Not a lot of people probably know this, because it didn't get much media attention, but in 2000 the Recording Industry Association of America approached Congress hoping to get legislation passed that would make materials created by bands designated as “work for hire” for their labels. This would mean that anything the band put out would be wholly owned by the label, who could then pay the band once for coming in and recording. The bands would no longer own the songs they created – no royalties, no say in how they were used, nothing. A band who went platinum could still be living in a flat in some broke-down part of town, working day jobs to survive, while the label head watched the royalties pour in.

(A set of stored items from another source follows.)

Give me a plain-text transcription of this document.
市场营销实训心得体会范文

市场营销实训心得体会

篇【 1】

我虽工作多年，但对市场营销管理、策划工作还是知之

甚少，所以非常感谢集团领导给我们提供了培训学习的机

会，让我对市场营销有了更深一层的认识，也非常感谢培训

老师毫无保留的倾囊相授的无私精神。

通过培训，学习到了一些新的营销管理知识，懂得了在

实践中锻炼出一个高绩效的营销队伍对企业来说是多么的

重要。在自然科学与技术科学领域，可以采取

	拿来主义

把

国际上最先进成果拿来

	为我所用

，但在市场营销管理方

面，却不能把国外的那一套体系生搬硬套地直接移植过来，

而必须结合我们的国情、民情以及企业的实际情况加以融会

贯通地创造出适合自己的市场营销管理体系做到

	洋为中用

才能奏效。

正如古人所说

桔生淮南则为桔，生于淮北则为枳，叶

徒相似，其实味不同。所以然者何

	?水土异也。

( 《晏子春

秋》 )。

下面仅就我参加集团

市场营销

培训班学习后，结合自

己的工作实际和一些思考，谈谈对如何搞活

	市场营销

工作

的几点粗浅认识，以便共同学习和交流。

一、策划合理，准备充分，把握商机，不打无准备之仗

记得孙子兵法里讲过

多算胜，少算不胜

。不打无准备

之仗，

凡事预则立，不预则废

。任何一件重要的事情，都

Needless to say, this scenario never happened, and in the age of the Internet, more artists are opting to go the self-release route, or at least retain greater creative control if they do sign. Could it be coincidence that you see more Mickey Mouse Club kids turned into adult pop stars – people who are already used to the machine, who've been trained to trust the guy in the suit? If you're one of the old labels, and you see more up and coming artists disinclined to sign with you, what do you do? Particularly if you're so ingrained in the old, top-down control mindset that you'd sue your own fans for downloading music?

Enter Virtual Tupac. Still beloved by millions of fans, but dead long enough that tacky cash-in moves can be spun to appear as well-intentioned “tributes.” The songs are already there, the persona is already there, the act is already there. Just scan some old photos, program in some moves, and instant pop star. No worries about whether or not he'll sell, that's already been proven. And, no worries about him asking for a bigger cut of the royalties or moving to another label.

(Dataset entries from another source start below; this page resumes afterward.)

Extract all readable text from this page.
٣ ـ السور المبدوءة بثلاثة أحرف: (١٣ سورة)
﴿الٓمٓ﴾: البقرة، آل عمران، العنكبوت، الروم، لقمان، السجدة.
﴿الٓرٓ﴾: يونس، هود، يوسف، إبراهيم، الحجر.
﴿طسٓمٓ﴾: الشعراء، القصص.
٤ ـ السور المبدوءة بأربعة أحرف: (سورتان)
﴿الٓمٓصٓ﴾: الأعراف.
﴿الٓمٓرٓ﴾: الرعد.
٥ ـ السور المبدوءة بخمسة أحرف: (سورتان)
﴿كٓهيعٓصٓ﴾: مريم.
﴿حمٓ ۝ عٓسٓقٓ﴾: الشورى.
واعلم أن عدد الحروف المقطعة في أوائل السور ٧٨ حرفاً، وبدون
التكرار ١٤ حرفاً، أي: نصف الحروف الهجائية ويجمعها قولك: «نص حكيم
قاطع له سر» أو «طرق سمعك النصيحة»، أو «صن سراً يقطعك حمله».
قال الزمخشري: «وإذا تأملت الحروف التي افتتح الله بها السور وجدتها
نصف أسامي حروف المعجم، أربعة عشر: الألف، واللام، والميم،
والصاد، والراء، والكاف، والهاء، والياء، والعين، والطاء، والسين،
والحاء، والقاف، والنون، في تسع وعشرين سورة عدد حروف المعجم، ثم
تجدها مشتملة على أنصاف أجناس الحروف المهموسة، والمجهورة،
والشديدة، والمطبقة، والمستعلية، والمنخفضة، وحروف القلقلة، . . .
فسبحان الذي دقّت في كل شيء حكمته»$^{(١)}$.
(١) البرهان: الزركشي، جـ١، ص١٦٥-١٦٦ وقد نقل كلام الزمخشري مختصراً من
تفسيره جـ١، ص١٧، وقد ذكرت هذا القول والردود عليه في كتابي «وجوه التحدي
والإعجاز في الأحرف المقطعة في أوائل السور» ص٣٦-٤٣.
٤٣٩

When director Kerry Conran spliced in old footage of Sir Lawrence Olivier to play the villain in Sky Captain and the World of Tomorrow, it was handled probably as tastefully as could be and most likely well-intentioned (the film was a tribute to the epic serials of yore), but much like the splitting of the atom, it was the act that unleashed all sorts of unforeseen results upon the world.
In a future age where artists see large companies as necessary evils to be kept at arm's length at best, or anachronisms to be avoided at worst, the labels have to think of something. There has to be something new and shiny to dangle, even if it's recycled. Just look at the Rolling Stones. Or better yet, the Beatles. A band that hasn't been together in 40 years, with only half the group still alive, still outsells the vast majority of living, working bands today – and will most likely continue to do so for the unforeseeable future. What if you could have a Beatles reunion?

True, you might have to wait for the rest of the band to shuffle off the mortal coil, just so they all look consistent. But it's not as though flesh-and-blood “reality” has been a sticking point for most people when it comes to experience. Anthony Burgess commented on this in 1962, with his novel A Clockwork Orange. “It's funny how the colors of the real world only seem really real when you viddy them on the screen,” says the narrator Alex, as he's being forced to watch behavior modification films.

But in an age of “reality tv,” where a great number of people view the world through a backlit plastic screen (just like right now), what's the difference? If you're 500 feet away, watching forms move on stage and having to look at the screens alongside the stage to make out any detail anyway, does the authenticity of the performer matter?

Maybe Virtual Tupac is a one-off stunt. Maybe the inherent inhumanity of “him” is too much for the average person to accept as anything other than novelty. But then, entertainment is all about novelty, and in an era where filmmakers will spend half a billion dollars to create virtual replicas of the world just a few miles away, maybe we just met our new American Idol.